Udi Manber, Google's VP of Engineering, gave a brief 15 minute presentation at Supernova today entitled Search is a Hard Problem. He explained that with an audience like Supernova, he imagines we understand to some extent how difficult a problem it is, but it's probably a harder problem then we even appreciate. He laid out three reasons why this is the case:

  • Scale and diversity are almost beyond comprehension
  • Expectations and needs will continue to grow
  • 20 to 25% of the queries we see today, we have never seen before

I found the third point quite amazing. I would think with the number of queries that Google processes, they would have seen a much higher percentage of the queries before.

A Deeper Understanding

Next Udi explained that there are three levels involved in trying to deliver relevant information back to users:

  • Users and Queries
  • Models
  • Languages

Users and Queries

Udi gave some examples of Google's ability to understand the different between two very similar queries.
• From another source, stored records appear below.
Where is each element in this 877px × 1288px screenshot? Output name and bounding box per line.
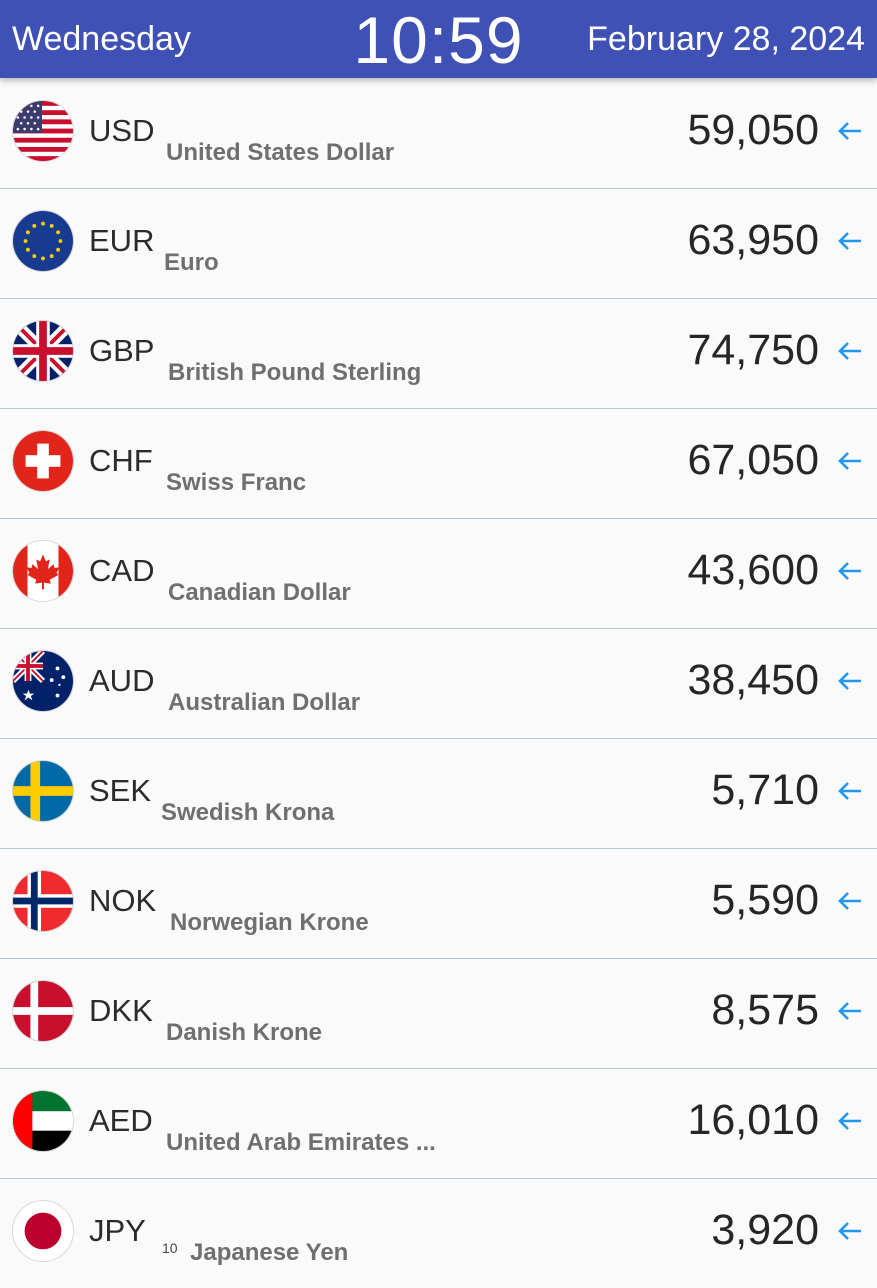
currency-name: Norwegian Krone [170, 909, 369, 936]
arrow-left-icon[interactable] [837, 890, 863, 912]
sweden-flag-icon [12, 760, 74, 822]
rate-row-sek[interactable]: SEK Swedish Krona 5,710 [0, 739, 877, 849]
arrow-left-icon[interactable] [837, 1000, 863, 1022]
rate-value: 43,600 [687, 546, 819, 594]
date-label: February 28, 2024 [587, 20, 865, 58]
rate-row-nok[interactable]: NOK Norwegian Krone 5,590 [0, 849, 877, 959]
swiss-flag-icon [12, 430, 74, 492]
currency-name: British Pound Sterling [168, 359, 422, 386]
currency-code: AUD [89, 663, 155, 698]
arrow-left-icon[interactable] [837, 780, 863, 802]
japan-flag-icon [12, 1200, 74, 1262]
rate-value: 3,920 [711, 1206, 819, 1254]
currency-code: NOK [89, 883, 157, 918]
weekday-label: Wednesday [12, 20, 191, 58]
currency-code: USD [89, 113, 155, 148]
currency-name: Australian Dollar [168, 689, 361, 716]
australia-flag-icon [12, 650, 74, 712]
arrow-left-icon[interactable] [837, 560, 863, 582]
eu-flag-icon [12, 210, 74, 272]
arrow-left-icon[interactable] [837, 670, 863, 692]
rate-value: 38,450 [687, 656, 819, 704]
currency-code: DKK [89, 993, 153, 1028]
currency-code: GBP [89, 333, 155, 368]
top-bar: Wednesday 10:59 February 28, 2024 [0, 0, 877, 78]
arrow-left-icon[interactable] [837, 340, 863, 362]
currency-code: CAD [89, 553, 155, 588]
us-flag-icon [12, 100, 74, 162]
currency-name: Japanese Yen [190, 1239, 349, 1266]
currency-name: Swedish Krona [161, 799, 335, 826]
rate-value: 74,750 [687, 326, 819, 374]
exchange-rate-list: USD United States Dollar 59,050 EUR Euro… [0, 79, 877, 1288]
rate-row-aed[interactable]: AED United Arab Emirates ... 16,010 [0, 1069, 877, 1179]
footnote-marker: 10 [162, 1240, 178, 1256]
arrow-left-icon[interactable] [837, 1220, 863, 1242]
currency-name: Euro [164, 249, 219, 276]
rate-row-cad[interactable]: CAD Canadian Dollar 43,600 [0, 519, 877, 629]
canada-flag-icon [12, 540, 74, 602]
currency-code: AED [89, 1103, 153, 1138]
currency-name: Canadian Dollar [168, 579, 351, 606]
rate-value: 5,590 [711, 876, 819, 924]
currency-code: CHF [89, 443, 153, 478]
currency-name: Swiss Franc [166, 469, 307, 496]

For example, Google understands that 'GM' stands for 'General Motors', while 'GM foods' is actually 'genetically modified.' If you search for 'B&B AB', Google knows that is 'bed and breakfast in Alberta', while 'Ramstein AB' is 'Ramstein Airbase'.

Google also will recommend queries that may deliver better results. For example, if you query 'Types of dogs' it will give results, but also suggests 'breeds of dogs' as a better search.

He then explained that they still can't find all the answers. As a fun example, he said the query "Why Search is Hard" is actually a very difficult query for Google to parse.

Models

Next Udi reviewed some new Google search functionality, which while not live yet - will be soon. Apparently, Google is going to start trying additional queries based on certain user queries. For example, the query "How much does it cost for an exhaust system" will pull up results from "cost of an exhaust system." Beyond just removing certain general words, they are also interpreting the question as part of the model; for example the following two queries:

  • ‘overhead view of bellagio pool' to 'bellagio pool pictures'
  • ‘fedora 5 losing network connections' to 'fedora 5 network configuration’

Different Queries for Different Locations

Finally, Udi talked about how results need to be different when the query is conducted in different locations. For example, the query 'government' needs to return results about your countries' government. I haven't tried this in other countries, but here in San Francisco the first result is for the US Government.

He also reviewed a tool at Google.com.eg, which actually takes a query in another language, translates it to english, runs the query, and then returns the results in that language. You can actually view the page in that language. There are a whole suite of language tools Google seems to be leveraging at: http://www.google.com/language_tools

I'm surprised there aren't more copyright issues here, but I'm not a lawyer. For an example, here is the Read/WriteWeb homepage translated into Arabic. Apparently, when Udi was demoing this for Larry Page, he asked why the images weren't translating. Obviously, there is still work to be done, but it is quite amazing.

Conclusion

After listening to Udi's talk, I must agree that while I thought search was complex, I probably underestimated some of the areas of real difficulty. It is amazing to step back and think about how conceptually complex this is. It sheds new light on many of our challenging experiences around the AltSearchEngine's Day without Google.